Why the Welsh lockdown could lead to a spate of shop closures

Melissa Twigg
·5-min read
Bangor - Getty Images
Bangor - Getty Images

The Welsh government has announced that, as part of its firebreak lockdown, all fashion retailers will shut for two weeks from this Friday.

While non-essential shops in England and Scotland are staying open even in tier three areas, Wales has opted to return to the stricter rules we last saw in spring – a surprise move many independent Welsh boutique owners are concerned about.

When Diba Sohrab, the owner of the Diba boutique in Cardiff, heard about the second lockdown, she realised that she would have to close her store for good. “I had a studio in my shop and everything was made in Wales, but with Covid it was very difficult to carry on,” she says. “When lockdown happened, even with government support we couldn’t pay our bills, particularly since my landlord gave us no reduction in rent. Sales got better over the summer, but as soon as the government started talking about a second lockdown, people stopped shopping so I made the decision to close.”

First Minister Mark Drakeford has assured the Welsh population that the “time-limited firebreak” would be “a short, sharp, shock to turn back the clock, slow down the virus and buy us more time”. However, the fashion industry is worried it could be extended into the Christmas period, and are asking why clothing stores are being given the same treatment as hospitality when studies suggest that the virus is rarely passed on in a retail environment.

“We reopened in June and since then I have been working every minute of the day to make up for lost ground,” says Kath Smith, the owner and founder of Cardiff-based boutique Calon Rhiwbeina. “I don't think we’ve contributed to the spike in infection as we’re so careful and always steam clothes in between customers, so I’m not sure why we’re having to close down. I understand they’re trying to make it as uncomplicated as possible, I just hope it’s a blip as we can’t cope with too many of these.”

While inner-city Cardiff has reported lower footfall on its high streets than usual over the last few months, sales have been robust for brands such as Primark in retail parks around Wales. But already shops including H&M, Peacocks and Laura Ashley have shut down outlets around the country, and a lockdown like this could make big retailers question whether they should consolidate to areas with higher sales.

“At times like this brands with lots of outlets around the country will have the natural inclination to look at places with a positive future and concentrate on them,” says Andrew Phipps, a retail expert at Cushman & Wakefield. “At the moment, most of them believe that's London and the area around it.”

Unlike most big brands, independent fashion stores in suburban and regional parts of Wales have done better than expected in the months since June – partly because of a strong Welsh impetus to shop locally.

“I’ve noticed such a swell in local support,” says Kylie Repath, who owns Kylie Rose Boutique in Cardiff's castle quarter, and who was planning on opening a second outlet in Swansea until the pandemic hit. “The community has been so wonderful, and everybody wants to shop locally. I started a Facebook group in Swansea to drum up support for local businesses and we had 17,000 members within weeks – not bad for a city of 250,000 people.”

Repath, whose boutique sells eveningwear, has survived the last six months by diversifying into loungewear and facemasks, but also by relying on the help of her community – something that is often forgotten about at a government level. 

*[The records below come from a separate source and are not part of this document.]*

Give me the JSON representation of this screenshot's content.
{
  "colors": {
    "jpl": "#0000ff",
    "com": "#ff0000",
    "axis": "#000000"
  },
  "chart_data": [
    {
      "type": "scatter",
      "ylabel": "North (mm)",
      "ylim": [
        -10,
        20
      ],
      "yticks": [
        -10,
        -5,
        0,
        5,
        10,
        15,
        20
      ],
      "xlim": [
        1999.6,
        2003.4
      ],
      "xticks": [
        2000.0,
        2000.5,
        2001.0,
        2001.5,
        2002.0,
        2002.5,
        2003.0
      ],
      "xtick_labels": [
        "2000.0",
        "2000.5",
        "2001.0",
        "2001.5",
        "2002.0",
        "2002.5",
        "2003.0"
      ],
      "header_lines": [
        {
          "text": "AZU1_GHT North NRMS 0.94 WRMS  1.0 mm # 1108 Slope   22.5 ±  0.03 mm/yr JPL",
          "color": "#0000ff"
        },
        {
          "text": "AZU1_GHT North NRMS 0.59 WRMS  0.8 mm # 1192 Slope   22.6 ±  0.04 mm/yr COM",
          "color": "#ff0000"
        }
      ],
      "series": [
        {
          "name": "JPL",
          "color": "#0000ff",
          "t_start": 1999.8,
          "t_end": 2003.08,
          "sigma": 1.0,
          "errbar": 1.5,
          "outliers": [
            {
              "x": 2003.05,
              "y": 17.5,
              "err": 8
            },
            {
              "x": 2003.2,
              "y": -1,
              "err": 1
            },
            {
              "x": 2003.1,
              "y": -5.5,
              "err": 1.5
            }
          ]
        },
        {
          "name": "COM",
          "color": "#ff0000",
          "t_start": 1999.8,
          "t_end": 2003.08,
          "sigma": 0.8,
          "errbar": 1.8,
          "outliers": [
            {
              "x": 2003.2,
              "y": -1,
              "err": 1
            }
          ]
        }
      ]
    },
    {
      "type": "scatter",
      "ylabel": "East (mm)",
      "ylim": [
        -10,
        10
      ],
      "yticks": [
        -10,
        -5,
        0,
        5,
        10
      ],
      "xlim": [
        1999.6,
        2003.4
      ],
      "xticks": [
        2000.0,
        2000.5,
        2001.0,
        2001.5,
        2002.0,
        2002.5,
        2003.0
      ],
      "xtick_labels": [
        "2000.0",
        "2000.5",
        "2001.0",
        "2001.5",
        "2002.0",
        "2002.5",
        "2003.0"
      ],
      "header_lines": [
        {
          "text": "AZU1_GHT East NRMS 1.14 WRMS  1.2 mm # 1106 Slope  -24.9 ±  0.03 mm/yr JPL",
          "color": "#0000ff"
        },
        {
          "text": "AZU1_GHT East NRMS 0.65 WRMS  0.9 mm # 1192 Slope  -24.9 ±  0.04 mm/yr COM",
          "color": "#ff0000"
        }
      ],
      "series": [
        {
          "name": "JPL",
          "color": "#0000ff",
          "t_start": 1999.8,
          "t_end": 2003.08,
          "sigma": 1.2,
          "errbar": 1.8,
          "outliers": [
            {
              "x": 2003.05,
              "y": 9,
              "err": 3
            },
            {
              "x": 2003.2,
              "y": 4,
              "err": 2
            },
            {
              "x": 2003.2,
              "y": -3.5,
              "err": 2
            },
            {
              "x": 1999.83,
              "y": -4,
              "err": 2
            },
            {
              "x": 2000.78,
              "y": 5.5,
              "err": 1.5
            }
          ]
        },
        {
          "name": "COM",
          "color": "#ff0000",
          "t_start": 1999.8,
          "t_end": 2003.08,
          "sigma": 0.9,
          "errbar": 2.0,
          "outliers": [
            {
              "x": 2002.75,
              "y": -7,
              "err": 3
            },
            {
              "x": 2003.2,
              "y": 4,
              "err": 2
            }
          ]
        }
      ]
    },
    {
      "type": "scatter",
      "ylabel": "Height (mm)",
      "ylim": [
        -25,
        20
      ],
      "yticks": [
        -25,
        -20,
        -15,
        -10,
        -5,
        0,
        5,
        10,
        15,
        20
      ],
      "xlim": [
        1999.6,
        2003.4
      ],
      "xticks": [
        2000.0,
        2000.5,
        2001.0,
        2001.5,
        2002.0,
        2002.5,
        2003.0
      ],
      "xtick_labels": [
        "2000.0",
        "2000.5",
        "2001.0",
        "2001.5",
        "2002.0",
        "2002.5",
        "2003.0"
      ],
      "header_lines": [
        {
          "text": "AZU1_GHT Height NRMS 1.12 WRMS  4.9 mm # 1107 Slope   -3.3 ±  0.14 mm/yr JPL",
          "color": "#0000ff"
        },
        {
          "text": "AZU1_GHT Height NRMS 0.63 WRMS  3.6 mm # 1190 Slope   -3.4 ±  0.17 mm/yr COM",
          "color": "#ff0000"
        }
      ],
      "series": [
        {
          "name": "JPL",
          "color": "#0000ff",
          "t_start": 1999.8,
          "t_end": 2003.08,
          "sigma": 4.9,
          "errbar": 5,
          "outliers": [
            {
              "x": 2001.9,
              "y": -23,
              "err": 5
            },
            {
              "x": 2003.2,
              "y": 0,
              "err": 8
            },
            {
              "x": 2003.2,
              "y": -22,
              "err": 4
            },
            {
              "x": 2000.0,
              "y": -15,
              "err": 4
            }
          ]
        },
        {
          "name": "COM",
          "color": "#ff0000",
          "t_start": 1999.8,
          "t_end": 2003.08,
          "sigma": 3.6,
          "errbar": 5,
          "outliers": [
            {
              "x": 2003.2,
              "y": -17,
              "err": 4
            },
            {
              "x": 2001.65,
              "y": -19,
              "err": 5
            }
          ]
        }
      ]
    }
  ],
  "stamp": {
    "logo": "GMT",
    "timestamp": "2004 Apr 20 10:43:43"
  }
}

“These retailers are not only important on a business level, they also serve as community hubs,” says Tamara Cincik, the founder of government lobbying firm Fashion Roundtable. “They are a welcoming space and a familiar face at a time when so many feel isolated and vulnerable. Christmas is coming, the most important period in any retailers' calendar, we cannot allow these local lockdowns to go on for months without an understanding of the impact on our retailers and our local communities.”

Small retailers in Wales are being compensated £1000 for the two-week period – but this is still less than many of them believe they would make were they allowed to operate. 

“These businesses need a comprehensive support package,” adds Cincik. “One which allows them to furlough staff if needed and helps them to boost their online sales through training and local network support, so they can get a real sense that the Government values them.”

Sara Jones of the Welsh Retail Consortium agrees. "Retailers are now gearing up for the vital festive trading period when a fifth of goods are bought. If shops can't trade in the run-up to Christmas that will be a catastrophe," she adds. 

Christmas is the one chance both smaller boutiques and bigger retailers have of recouping losses of the last six months. In Wales, much like in the rest of the country, the hope has been that people will use the money they saved over the last six months to lavish gifts on their loved ones. For some, like Diba Sohrab, it is all too late – but surviving boutiques will need assurances that hospitality and retail will be open in time for the Christmas rush. 

“I had a couple of months of fantastic footfall because people were coming out to support local businesses and so I felt quite hopeful,” says Smith, “and I’m sad to see that go again. We are supportive of our government, but I just hope it works. If they’re doing it now so they don’t have to do it again before Christmas, then that’s fine – but people will get upset if shops have to shut again, as at some point they won’t be able to reopen.”